Le deuxième critère est d'avoir eu un parcours en entreprise. À l'exception des cinq dernières années, ma vie s'est déroulée dans le monde économique, dans des entreprises privées ou publiques – en l'occurrence le Réseau Gaz de Strasbourg (R-GDS), que j'ai dirigé durant huit ans. Ce parcours est important, parce que l'Ademe est en prise avec le monde économique, les raisonnements économiques de business plan et de rentabilité et des enjeux majeurs relatifs au carbone.

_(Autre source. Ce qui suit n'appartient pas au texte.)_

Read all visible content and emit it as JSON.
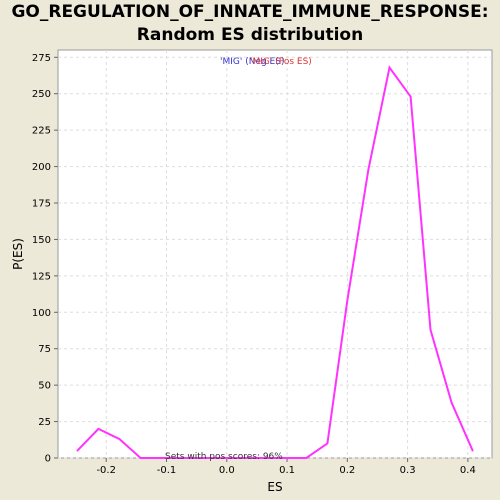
{
  "title_line1": "GO_REGULATION_OF_INNATE_IMMUNE_RESPONSE:",
  "title_line2": "Random ES distribution",
  "chart_data": {
    "type": "line",
    "xlabel": "ES",
    "ylabel": "P(ES)",
    "xlim": [
      -0.28,
      0.44
    ],
    "ylim": [
      0,
      280
    ],
    "xticks": [
      -0.2,
      -0.1,
      0.0,
      0.1,
      0.2,
      0.3,
      0.4
    ],
    "xtick_labels": [
      "-0.2",
      "-0.1",
      "0.0",
      "0.1",
      "0.2",
      "0.3",
      "0.4"
    ],
    "yticks": [
      0,
      25,
      50,
      75,
      100,
      125,
      150,
      175,
      200,
      225,
      250,
      275
    ],
    "ytick_labels": [
      "0",
      "25",
      "50",
      "75",
      "100",
      "125",
      "150",
      "175",
      "200",
      "225",
      "250",
      "275"
    ],
    "grid": true,
    "legend": [
      {
        "label": "'MIG' (Neg ES)",
        "color": "#3333cc"
      },
      {
        "label": "'MIG' (Pos ES)",
        "color": "#dd3333"
      }
    ],
    "annotation": "Sets with pos scores: 96%",
    "series": [
      {
        "color": "#ff33ff",
        "x": [
          -0.248,
          -0.213,
          -0.178,
          -0.143,
          -0.108,
          -0.073,
          -0.038,
          -0.003,
          0.032,
          0.067,
          0.102,
          0.132,
          0.167,
          0.2,
          0.235,
          0.27,
          0.305,
          0.338,
          0.373,
          0.408
        ],
        "y": [
          5,
          20,
          13,
          0,
          0,
          0,
          0,
          0,
          0,
          0,
          0,
          0,
          10,
          108,
          198,
          268,
          248,
          88,
          38,
          5
        ]
      }
    ]
  }
}
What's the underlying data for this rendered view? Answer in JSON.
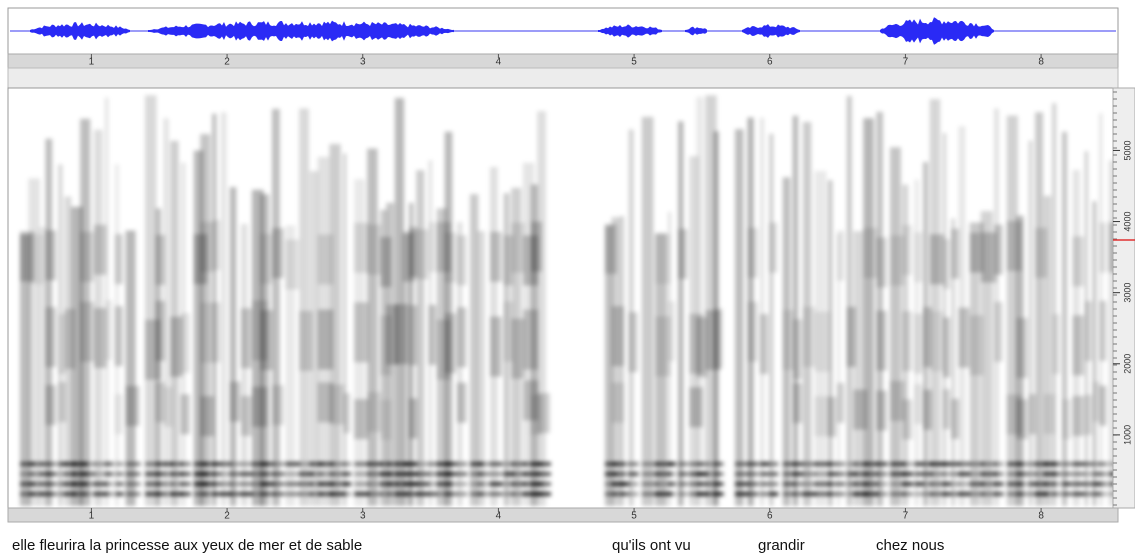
{
  "time_axis": {
    "xlim": [
      0.4,
      8.53
    ],
    "ticks": [
      1,
      2,
      3,
      4,
      5,
      6,
      7,
      8
    ]
  },
  "frequency_axis": {
    "ylim": [
      0,
      5850
    ],
    "ticks": [
      1000,
      2000,
      3000,
      4000,
      5000
    ]
  },
  "transcript": [
    "elle fleurira la princesse aux yeux de mer et de sable",
    "qu'ils ont vu",
    "grandir",
    "chez nous"
  ]
}
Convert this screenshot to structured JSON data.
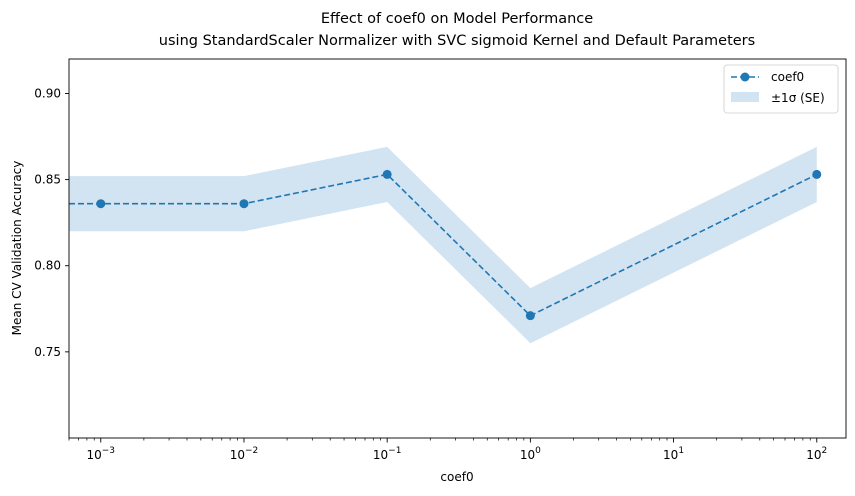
{
  "chart_data": {
    "type": "line",
    "title": "Effect of coef0 on Model Performance",
    "subtitle": "using StandardScaler Normalizer with SVC sigmoid Kernel and Default Parameters",
    "xlabel": "coef0",
    "ylabel": "Mean CV Validation Accuracy",
    "xscale": "log",
    "xlim": [
      0.0006,
      160
    ],
    "ylim": [
      0.7,
      0.92
    ],
    "yticks": [
      0.75,
      0.8,
      0.85,
      0.9
    ],
    "ytick_labels": [
      "0.75",
      "0.80",
      "0.85",
      "0.90"
    ],
    "xticks": [
      {
        "value": 0.001,
        "base": "10",
        "exp": "−3"
      },
      {
        "value": 0.01,
        "base": "10",
        "exp": "−2"
      },
      {
        "value": 0.1,
        "base": "10",
        "exp": "−1"
      },
      {
        "value": 1,
        "base": "10",
        "exp": "0"
      },
      {
        "value": 10,
        "base": "10",
        "exp": "1"
      },
      {
        "value": 100,
        "base": "10",
        "exp": "2"
      }
    ],
    "x": [
      0.001,
      0.01,
      0.1,
      1,
      100
    ],
    "series": [
      {
        "name": "coef0",
        "values": [
          0.836,
          0.836,
          0.853,
          0.771,
          0.853
        ],
        "lower": [
          0.82,
          0.82,
          0.837,
          0.755,
          0.837
        ],
        "upper": [
          0.852,
          0.852,
          0.869,
          0.787,
          0.869
        ]
      }
    ],
    "band_label": "±1σ (SE)",
    "legend": "top-right",
    "grid": false,
    "colors": {
      "line": "#1f77b4",
      "band": "#a6c8e4"
    }
  }
}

Le troisième critère est d'avoir déjà travaillé avec l'Ademe. Quand je suis arrivé chez R-GDS, cette filiale de la ville de Strasbourg distribuait du gaz naturel depuis 150 ans. Quand j'en suis parti, 30 % du chiffre d'affaires réalisé l'était grâce aux réseaux de chaleur, lesquels n'auraient pas vu le jour sans l'Ademe, au biométhane et aux contrats de performance énergétique. Cette part est de 50 % aujourd'hui, signe que l'évolution est pérenne. Le travail avec l'Ademe a permis d'établir, pour les réseaux de chaleur de biomasse du Grand-Est, des business plans équilibrés, ni trop ni pas assez profitables, et des mesures d'impact.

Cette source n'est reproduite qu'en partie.